Hammett, Nabokov, Rabe: An Eternal Golden Braid
We know Westlake was a Powell fan...here's another somewhat unexpected influence:
THIS WAS A VERY early novel, and the first one in which I did any experimenting. There were writers I admired -- Dashiell Hammett, Vladimir Nabokov, Peter Rabe -- who could do something I very much envied, which was to make you feel the emotion in a scene without ever referring to it directly. It all roils below the surface while the surface remains apparently calm. In 361, I set out to learn if I could do that. I enjoyed the process and enjoyed the result, and I find I still do. I'm delighted to see it back in print. (from Donald Westlake's website.)
Clearly I need to get this book ASAP! Here's chapter one. (I've just finished The Real Life of Sebastian Knight, which I hadn't read since 1992!)
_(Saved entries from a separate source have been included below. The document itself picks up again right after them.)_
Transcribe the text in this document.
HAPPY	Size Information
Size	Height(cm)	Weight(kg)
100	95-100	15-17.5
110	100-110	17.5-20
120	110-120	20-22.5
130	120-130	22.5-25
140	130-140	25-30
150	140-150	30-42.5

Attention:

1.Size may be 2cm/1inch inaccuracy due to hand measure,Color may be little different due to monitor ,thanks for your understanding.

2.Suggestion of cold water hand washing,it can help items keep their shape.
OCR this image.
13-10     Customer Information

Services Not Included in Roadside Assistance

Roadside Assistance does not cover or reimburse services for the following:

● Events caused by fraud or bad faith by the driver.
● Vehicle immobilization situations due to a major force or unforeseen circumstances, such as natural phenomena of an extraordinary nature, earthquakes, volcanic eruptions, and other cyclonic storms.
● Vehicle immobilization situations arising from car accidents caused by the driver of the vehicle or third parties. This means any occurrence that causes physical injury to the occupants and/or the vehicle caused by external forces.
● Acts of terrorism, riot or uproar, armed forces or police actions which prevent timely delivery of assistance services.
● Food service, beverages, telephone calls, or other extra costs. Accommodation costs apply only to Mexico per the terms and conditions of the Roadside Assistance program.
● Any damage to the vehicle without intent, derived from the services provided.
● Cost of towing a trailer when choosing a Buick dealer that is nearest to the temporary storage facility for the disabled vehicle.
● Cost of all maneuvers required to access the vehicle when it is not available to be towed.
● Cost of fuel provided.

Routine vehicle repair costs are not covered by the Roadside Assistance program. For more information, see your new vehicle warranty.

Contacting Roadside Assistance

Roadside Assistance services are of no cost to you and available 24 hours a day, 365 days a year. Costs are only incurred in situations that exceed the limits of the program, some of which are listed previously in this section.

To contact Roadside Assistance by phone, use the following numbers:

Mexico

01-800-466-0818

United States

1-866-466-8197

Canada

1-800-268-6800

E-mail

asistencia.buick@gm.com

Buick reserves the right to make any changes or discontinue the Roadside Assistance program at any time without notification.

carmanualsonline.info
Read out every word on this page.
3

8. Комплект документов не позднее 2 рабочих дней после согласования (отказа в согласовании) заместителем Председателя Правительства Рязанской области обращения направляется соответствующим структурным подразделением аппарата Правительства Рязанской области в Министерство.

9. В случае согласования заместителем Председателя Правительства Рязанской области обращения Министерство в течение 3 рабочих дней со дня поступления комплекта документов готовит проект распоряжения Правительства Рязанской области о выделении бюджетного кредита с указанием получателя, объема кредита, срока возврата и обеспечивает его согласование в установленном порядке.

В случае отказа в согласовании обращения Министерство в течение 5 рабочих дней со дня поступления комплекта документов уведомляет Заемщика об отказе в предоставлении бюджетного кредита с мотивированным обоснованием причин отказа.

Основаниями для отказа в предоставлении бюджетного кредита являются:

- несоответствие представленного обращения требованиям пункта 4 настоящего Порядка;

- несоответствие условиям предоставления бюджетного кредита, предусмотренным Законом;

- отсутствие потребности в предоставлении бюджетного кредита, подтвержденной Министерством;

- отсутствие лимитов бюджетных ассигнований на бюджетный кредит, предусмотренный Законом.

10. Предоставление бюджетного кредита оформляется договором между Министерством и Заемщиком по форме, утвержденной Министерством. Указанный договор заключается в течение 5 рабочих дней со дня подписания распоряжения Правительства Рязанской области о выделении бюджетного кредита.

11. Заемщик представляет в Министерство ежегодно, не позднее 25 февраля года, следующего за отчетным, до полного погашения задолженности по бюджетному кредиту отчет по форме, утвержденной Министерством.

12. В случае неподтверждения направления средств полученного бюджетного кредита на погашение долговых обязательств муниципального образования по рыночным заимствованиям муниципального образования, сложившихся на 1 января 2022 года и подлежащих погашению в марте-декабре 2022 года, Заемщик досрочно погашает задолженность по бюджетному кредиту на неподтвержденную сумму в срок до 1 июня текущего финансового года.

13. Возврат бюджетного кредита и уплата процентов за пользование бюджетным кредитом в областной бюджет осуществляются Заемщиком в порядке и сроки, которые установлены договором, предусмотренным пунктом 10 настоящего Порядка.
(I don't know who Peter Rabe is.)
Labels: Donald E. Westlake, Vladimir Nabokov
1 Comments:
Rabe is a criminally underrated writer, one whose work I'm less familiar than I ought to be. He wrote primarily in the 40s and 50s and Hard Case Crime is reissuing one of his books, STOP THIS MAN! in August, I think. Stark House has also reissued a number of Rabe novels, too.